I want to iterate over the objects in a bucket. I REALLY need to paginate this - we have 100's of thousands of objects in the bucket. Our bucket looks like:
bucket/MLS ID/file 1
bucket/MLS ID/file 2
bucket/MLS ID/file 3
... etc
Simplest version of my code follows. I know the value I'm setting into $params['nextToken'] is wrong, I can't figure out how or where to get the right one. $file_objects is a 'Google\Cloud\Storage\ObjectIterator', right?
// temp: pages of 10, out of a total of 100. I really want pages of 100
// out of all (in my test bucket, I have about 700 objects)
$params = [
'prefix' => $mls_id,
'maxResults' => 10,
'resultLimit' => 100,
'fields' => 'items/id,items/name,items/updated,nextPageToken',
'pageToken' => NULL
];
while ( $file_objects = $bucket->objects($params) )
{
foreach ( $file_objects as $object )
{
print "NAME: {$object->name()}\n";
}
// I think that this might need to be encoded somehow?
// or how do I get the requested nextPageToken???

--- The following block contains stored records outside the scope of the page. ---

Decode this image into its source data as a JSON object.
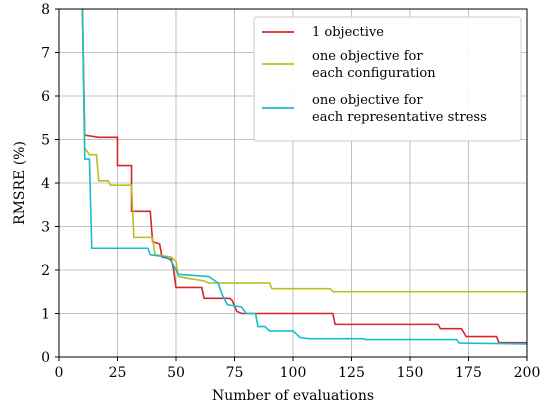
{
  "chart_data": {
    "type": "line",
    "xlabel": "Number of evaluations",
    "ylabel": "RMSRE (%)",
    "xlim": [
      0,
      200
    ],
    "ylim": [
      0,
      8
    ],
    "xticks": [
      "0",
      "25",
      "50",
      "75",
      "100",
      "125",
      "150",
      "175",
      "200"
    ],
    "yticks": [
      "0",
      "1",
      "2",
      "3",
      "4",
      "5",
      "6",
      "7",
      "8"
    ],
    "grid": true,
    "legend_position": "top-right",
    "series": [
      {
        "name": "1 objective",
        "color": "#d62728",
        "points": [
          [
            10,
            8.0
          ],
          [
            11,
            5.1
          ],
          [
            17,
            5.05
          ],
          [
            25,
            5.05
          ],
          [
            25,
            4.4
          ],
          [
            31,
            4.4
          ],
          [
            31,
            3.35
          ],
          [
            39,
            3.35
          ],
          [
            40,
            2.65
          ],
          [
            43,
            2.6
          ],
          [
            44,
            2.3
          ],
          [
            48,
            2.25
          ],
          [
            49,
            2.0
          ],
          [
            50,
            1.6
          ],
          [
            61,
            1.6
          ],
          [
            62,
            1.35
          ],
          [
            73,
            1.35
          ],
          [
            74,
            1.3
          ],
          [
            76,
            1.05
          ],
          [
            78,
            1.0
          ],
          [
            117,
            1.0
          ],
          [
            118,
            0.75
          ],
          [
            162,
            0.75
          ],
          [
            163,
            0.65
          ],
          [
            172,
            0.65
          ],
          [
            174,
            0.47
          ],
          [
            187,
            0.47
          ],
          [
            188,
            0.33
          ],
          [
            200,
            0.33
          ]
        ]
      },
      {
        "name": "one objective for\neach configuration",
        "color": "#bcbd22",
        "points": [
          [
            10,
            8.0
          ],
          [
            11,
            4.8
          ],
          [
            13,
            4.65
          ],
          [
            16,
            4.65
          ],
          [
            17,
            4.05
          ],
          [
            21,
            4.05
          ],
          [
            22,
            3.95
          ],
          [
            31,
            3.95
          ],
          [
            32,
            2.75
          ],
          [
            40,
            2.75
          ],
          [
            41,
            2.35
          ],
          [
            48,
            2.3
          ],
          [
            50,
            2.2
          ],
          [
            51,
            1.85
          ],
          [
            56,
            1.8
          ],
          [
            62,
            1.75
          ],
          [
            64,
            1.7
          ],
          [
            90,
            1.7
          ],
          [
            91,
            1.57
          ],
          [
            116,
            1.57
          ],
          [
            117,
            1.5
          ],
          [
            200,
            1.5
          ]
        ]
      },
      {
        "name": "one objective for\neach representative stress",
        "color": "#17becf",
        "points": [
          [
            10,
            8.0
          ],
          [
            11,
            4.55
          ],
          [
            13,
            4.55
          ],
          [
            14,
            2.5
          ],
          [
            38,
            2.5
          ],
          [
            39,
            2.35
          ],
          [
            46,
            2.3
          ],
          [
            48,
            2.2
          ],
          [
            51,
            1.9
          ],
          [
            64,
            1.85
          ],
          [
            68,
            1.7
          ],
          [
            70,
            1.4
          ],
          [
            72,
            1.2
          ],
          [
            78,
            1.15
          ],
          [
            80,
            1.0
          ],
          [
            84,
            1.0
          ],
          [
            85,
            0.7
          ],
          [
            88,
            0.7
          ],
          [
            90,
            0.6
          ],
          [
            100,
            0.6
          ],
          [
            103,
            0.45
          ],
          [
            107,
            0.42
          ],
          [
            130,
            0.42
          ],
          [
            131,
            0.4
          ],
          [
            170,
            0.4
          ],
          [
            171,
            0.32
          ],
          [
            200,
            0.3
          ]
        ]
      }
    ]
  }
}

$params['pageToken'] = $file_objects->nextResultToken();
}
So - I don't understand maxResults vs resultLimit. It would seem that resultLimit would be the total that I want to see from my bucket, and maxResults the size of my page. But maxResults doesn't seem to affect anything, while resultLimit does.
maxResults = 100
resultLimit = 10
produces 10 objects.
maxResults = 10
resultLimit = 100
spits out 100 objects.
maxResults = 10
resultLimit = 0
dumps out all 702 in the bucket, with maxResults having no effect at all. And at no point does "$file_objects->nextResultToken();" give me anything.
What am I missing?
CodePudding user response:
The objects
method automatically handles pagination for you. It returns an ObjectIterator
object.
The resultLimit
parameter limits the total number of objects to return across all pages. The maxResults
parameter sets the maximum number to return per page.
If you use a foreach
over the ObjectIterator
object, it'll iterate through all objects, but note that there are also other methods in ObjectIterator
, like iterateByPage
.
CodePudding user response:
Ok, I think I got it. I found the documentation far too sparse and misleading. The code I came up with:
$params = [
'prefix' => <my prefix here>,
'maxResults' => 100,
//'resultLimit' => 0,
'fields' => 'items/id,items/name,items/updated,nextPageToken',
'pageToken' => NULL
];
// Note: setting 'resultLimit' to 0 does not work, I found the
// docs misleading. If you want all results, don't set it at all
// Get the first set of objects per those parameters
$object_iterator = $bucket->objects($params);
// in order to get the next_result_token, I had to get the current
// object first. If you don't, nextResultToken() always returns
// NULL
$current = $object_iterator->current();
$next_result_token = $object_iterator->nextResultToken();
while ($next_result_token)
{
$object_page_iterator = $object_iterator->iterateByPage();
foreach ($object_page_iterator->current() as $file_object )
{
print " -- {$file_object->name()}\n";
}
// here is where you use the page token retrieved earlier - get
// a new set of objects
$params['pageToken'] = $next_result_token;
$object_iterator = $bucket->objects($params);
// Once again, get the current object before trying to get the
// next result token
$current = $object_iterator->current();
$next_result_token = $object_iterator->nextResultToken();
print "NEXT RESULT TOKEN: {$next_result_token}\n";
}
This seems to work for me, so now I can get to the actual problem. Hope this helps someone.